Позже, когда я работал в Мирнинском госпитале, начальником нейрохирургического отделения у нас был как раз выпускник второго воробьеского курса Андрей Савин, и по его рассказам, мы, первые воробьевцы, представлялись какими-то мифическими героями, о которых сохранились смутные предания и легенды.

   Но вернёмся в начало семидесятых годов. Наш курс был разнородный, и по составу, и по возрасту, и по воспитанию, и по интеллекту. С нами поступили и учились офицеры: от младшего лейтенанта до капитана включительно. После нас через некоторое время вместо офицеров на курс стали принимать прапорщиков, они же и выступали командирами взводов, что значительно снижало планку морально-воспитательно-командирского воздействия и общего статуса курса тоже.

Возрастной диапазон нашего курса тоже был достаточно широк: от 16-летнего после-школьника до 22-летнего «солдата из стройбата», и заметьте, разница в 6 лет в молодости особенно разительна. В доказательство приведу собственные тогдашние впечатления: ребята шестого курса в форме слушателей, которых я впервые увидел на первом курсе, казались этакими «недосягаемыми великовозрастными дядьками», хотя мне самому на I курсе было уже 20 лет, а что говорить о семнадцатилетних моих друзьях.
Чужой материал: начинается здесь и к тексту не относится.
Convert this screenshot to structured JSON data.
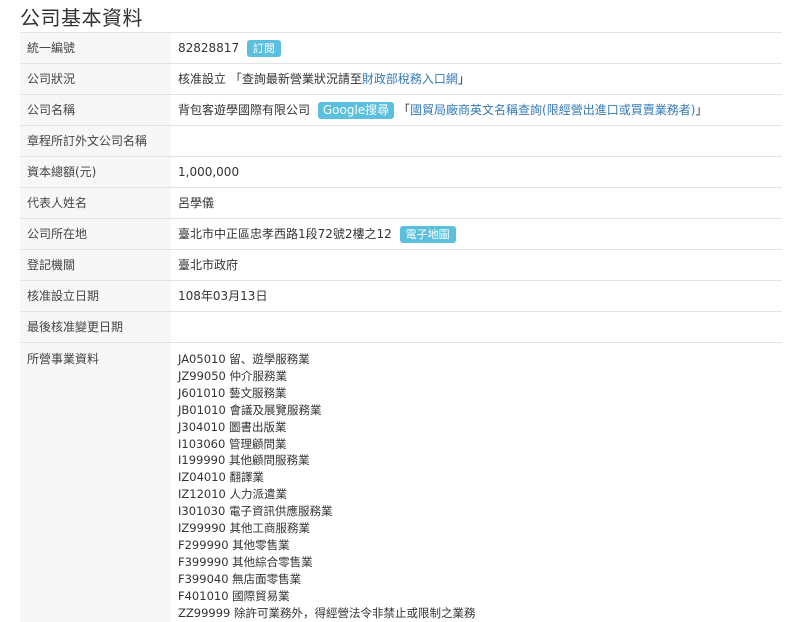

Да мы были разными, некоторые, в том числе и я, попали в былую столицу – Ленинград с периферии, будучи выпускниками заштатных районных невысокого уровня общеобразовательных школ, и являли собой образец хоть и советских, но провинциалов, тогда как другие мои однокашники учились в Москве или в Питере, некоторые закончили спецшколы с углубленным изучением английского языка, или медицинские училища и уже имели представления о медицине, став фельдшерами. И хоть программа школ Советского Союза была одинаковая, но в крупных городах, никто не станет этого отрицать, преподавательский состав, по известным причинам, оказывался сильнее, да и возможностей приобщения к культуре было больше, что формировало совершенно другой кругозор.

Наше воспитание тоже разнилось, кто-то вышел из простых пролетарских семей, а у кого-то отцы, после окончания академии, работали на разных кафедрах, и пребывали в разных научных степенях и воинских званиях, условно говоря, такие наши однокурсники являлись для нас провинциалов «профессорскими детьми». Разумеется, по уровню интеллекта мы тоже отличались друг от друга, во всяком случае я ещё долго чувствовал себя среди наших ленинградцев и москвичей не в своей тарелке.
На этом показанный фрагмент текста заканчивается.